Layanan ini dioperasikan oleh sejumlah perusahaan kereta api yang saling terhubung di berbagai negara. Kehadirannya membuka peluang baru bagi para pelancong yang ingin menjelajahi dua benua melalui jalur darat tanpa harus bergantung sepenuhnya pada transportasi udara.
Perjalanan dimulai dari Kota Lagos di Portugal yang berada di bagian paling barat Eropa.
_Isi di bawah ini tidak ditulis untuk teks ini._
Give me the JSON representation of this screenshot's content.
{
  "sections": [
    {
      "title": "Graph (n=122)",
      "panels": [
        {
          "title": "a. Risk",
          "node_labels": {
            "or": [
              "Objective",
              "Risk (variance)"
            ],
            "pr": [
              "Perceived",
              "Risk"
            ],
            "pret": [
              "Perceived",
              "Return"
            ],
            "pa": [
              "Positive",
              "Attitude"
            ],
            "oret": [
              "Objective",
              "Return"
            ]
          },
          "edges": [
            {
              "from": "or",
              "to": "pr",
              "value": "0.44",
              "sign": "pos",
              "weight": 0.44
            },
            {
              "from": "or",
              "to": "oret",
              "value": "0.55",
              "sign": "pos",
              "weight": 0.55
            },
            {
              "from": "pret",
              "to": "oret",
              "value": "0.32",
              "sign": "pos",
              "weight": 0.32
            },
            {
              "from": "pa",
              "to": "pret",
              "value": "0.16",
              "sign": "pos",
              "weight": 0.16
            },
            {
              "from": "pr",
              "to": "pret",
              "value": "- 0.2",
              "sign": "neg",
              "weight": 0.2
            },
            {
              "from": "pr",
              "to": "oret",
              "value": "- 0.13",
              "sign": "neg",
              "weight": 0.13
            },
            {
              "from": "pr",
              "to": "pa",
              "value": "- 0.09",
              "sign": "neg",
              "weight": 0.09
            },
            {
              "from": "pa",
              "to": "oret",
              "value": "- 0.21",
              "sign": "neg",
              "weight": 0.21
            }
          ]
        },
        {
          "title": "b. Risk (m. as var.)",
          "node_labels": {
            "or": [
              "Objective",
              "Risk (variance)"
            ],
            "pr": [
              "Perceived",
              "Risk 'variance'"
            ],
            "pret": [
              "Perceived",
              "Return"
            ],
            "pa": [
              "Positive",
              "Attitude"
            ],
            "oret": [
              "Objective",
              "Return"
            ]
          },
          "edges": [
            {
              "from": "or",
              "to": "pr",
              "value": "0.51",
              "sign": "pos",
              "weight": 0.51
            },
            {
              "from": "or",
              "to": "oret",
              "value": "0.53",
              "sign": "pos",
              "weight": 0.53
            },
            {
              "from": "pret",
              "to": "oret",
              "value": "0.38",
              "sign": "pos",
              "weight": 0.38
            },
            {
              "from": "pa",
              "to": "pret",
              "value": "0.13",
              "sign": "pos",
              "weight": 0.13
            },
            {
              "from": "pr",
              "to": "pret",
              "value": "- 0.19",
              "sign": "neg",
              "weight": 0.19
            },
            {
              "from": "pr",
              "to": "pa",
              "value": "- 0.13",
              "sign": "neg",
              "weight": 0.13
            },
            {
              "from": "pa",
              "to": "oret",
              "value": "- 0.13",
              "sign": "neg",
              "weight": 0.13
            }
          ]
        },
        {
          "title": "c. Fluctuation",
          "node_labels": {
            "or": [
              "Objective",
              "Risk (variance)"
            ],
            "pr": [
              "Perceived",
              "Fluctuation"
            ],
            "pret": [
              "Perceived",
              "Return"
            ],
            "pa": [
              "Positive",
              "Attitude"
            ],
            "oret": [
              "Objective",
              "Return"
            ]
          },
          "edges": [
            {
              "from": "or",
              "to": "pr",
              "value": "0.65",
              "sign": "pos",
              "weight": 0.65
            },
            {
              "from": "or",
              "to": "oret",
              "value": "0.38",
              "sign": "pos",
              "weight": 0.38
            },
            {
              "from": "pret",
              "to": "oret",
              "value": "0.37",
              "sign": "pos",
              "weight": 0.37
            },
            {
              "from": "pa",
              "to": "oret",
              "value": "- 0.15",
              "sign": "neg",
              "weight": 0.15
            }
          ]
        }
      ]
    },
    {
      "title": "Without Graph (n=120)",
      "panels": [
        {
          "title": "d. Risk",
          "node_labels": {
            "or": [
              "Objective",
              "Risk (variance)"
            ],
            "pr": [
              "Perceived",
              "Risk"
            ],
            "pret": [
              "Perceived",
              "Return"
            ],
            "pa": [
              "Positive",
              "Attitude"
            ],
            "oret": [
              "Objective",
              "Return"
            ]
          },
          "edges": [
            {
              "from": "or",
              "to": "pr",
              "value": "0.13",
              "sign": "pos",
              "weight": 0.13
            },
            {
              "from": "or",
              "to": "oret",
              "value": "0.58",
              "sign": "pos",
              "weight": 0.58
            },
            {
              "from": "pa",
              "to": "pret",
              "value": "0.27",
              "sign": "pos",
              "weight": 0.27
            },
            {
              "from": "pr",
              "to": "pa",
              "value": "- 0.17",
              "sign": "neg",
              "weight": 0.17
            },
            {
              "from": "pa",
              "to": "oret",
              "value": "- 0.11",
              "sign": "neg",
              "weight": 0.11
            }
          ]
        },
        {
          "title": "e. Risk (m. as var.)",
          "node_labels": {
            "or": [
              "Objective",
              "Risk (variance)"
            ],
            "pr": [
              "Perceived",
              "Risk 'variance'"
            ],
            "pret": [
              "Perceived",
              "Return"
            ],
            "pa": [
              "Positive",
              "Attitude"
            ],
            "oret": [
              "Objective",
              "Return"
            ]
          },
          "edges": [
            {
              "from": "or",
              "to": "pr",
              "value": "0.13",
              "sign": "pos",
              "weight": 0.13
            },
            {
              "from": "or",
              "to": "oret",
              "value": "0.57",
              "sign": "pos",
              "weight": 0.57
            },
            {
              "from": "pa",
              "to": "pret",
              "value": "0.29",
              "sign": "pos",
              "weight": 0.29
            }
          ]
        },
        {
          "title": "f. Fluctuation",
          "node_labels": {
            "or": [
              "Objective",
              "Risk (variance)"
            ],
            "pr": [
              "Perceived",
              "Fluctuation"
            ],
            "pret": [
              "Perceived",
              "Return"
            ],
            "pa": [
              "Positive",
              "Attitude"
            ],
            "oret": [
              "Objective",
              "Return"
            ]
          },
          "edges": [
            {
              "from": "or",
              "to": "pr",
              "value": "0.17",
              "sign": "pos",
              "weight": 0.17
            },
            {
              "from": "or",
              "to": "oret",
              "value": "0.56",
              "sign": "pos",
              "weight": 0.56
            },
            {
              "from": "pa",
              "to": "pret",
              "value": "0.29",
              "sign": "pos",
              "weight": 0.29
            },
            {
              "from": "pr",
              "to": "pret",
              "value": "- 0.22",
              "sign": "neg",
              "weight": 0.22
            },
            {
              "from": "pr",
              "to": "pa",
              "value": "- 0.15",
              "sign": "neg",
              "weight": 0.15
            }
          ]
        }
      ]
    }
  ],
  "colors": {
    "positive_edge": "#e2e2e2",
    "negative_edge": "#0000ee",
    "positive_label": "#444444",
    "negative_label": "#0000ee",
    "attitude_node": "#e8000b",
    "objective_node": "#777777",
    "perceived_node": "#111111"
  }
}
Dari sana, penumpang melanjutkan perjalanan menuju Lisbon sebelum memasuki wilayah Basque di Spanyol.
Kereta kemudian bergerak melintasi sejumlah negara lain di Eropa dan Asia. Rute tersebut melewati Prancis, Rusia, Tiongkok, Vietnam, dan Thailand sebelum berakhir di Singapura.
Sepanjang perjalanan, penumpang dapat singgah di berbagai kota besar yang menjadi ikon dunia. Beberapa di antaranya adalah Paris, Moskow, Beijing, dan Bangkok. Kota-kota tersebut memberikan kesempatan bagi wisatawan untuk menikmati pengalaman budaya, sejarah, hingga kuliner yang beragam dalam satu rangkaian perjalanan.
Salah satu segmen terpanjang dalam rute tersebut adalah perjalanan dari Paris menuju Moskow yang memakan waktu sekitar 40 jam. Meski demikian, perjalanan itu dilengkapi dengan 11 titik pemberhentian sehingga penumpang memiliki kesempatan untuk beristirahat dan bergerak sejenak sebelum melanjutkan perjalanan berikutnya.
Tidak hanya itu, para pelancong juga dapat memilih menginap di sejumlah destinasi sepanjang rute. Skema perjalanan yang fleksibel memungkinkan penumpang turun di beberapa kota untuk berwisata sebelum kembali melanjutkan perjalanan menuju tujuan akhir.
Dari sisi biaya, tarif keseluruhan perjalanan diperkirakan mencapai 1.006 poundsterling atau sekitar Rp24,1 juta. Nilai tersebut disebut-sebut tidak jauh berbeda dibandingkan dengan harga penerbangan dari Portugal menuju Singapura.
Namun, perjalanan lintas benua ini memerlukan persiapan yang lebih kompleks dibandingkan dengan bepergian dengan pesawat. Penumpang harus menyusun jadwal perjalanan secara cermat karena terdapat banyak titik transit dan perpindahan moda transportasi.
Di beberapa wilayah, perjalanan kereta tidak tersambung secara langsung sehingga penumpang perlu menggunakan layanan bus untuk melanjutkan rute. Selain itu, wisatawan yang ingin menyelesaikan perjalanan penuh juga harus mengurus tujuh visa berbeda sesuai negara yang dilalui.
Meski menuntut perencanaan yang matang, rute ini menawarkan pengalaman unik yang sulit ditemukan pada moda transportasi lain.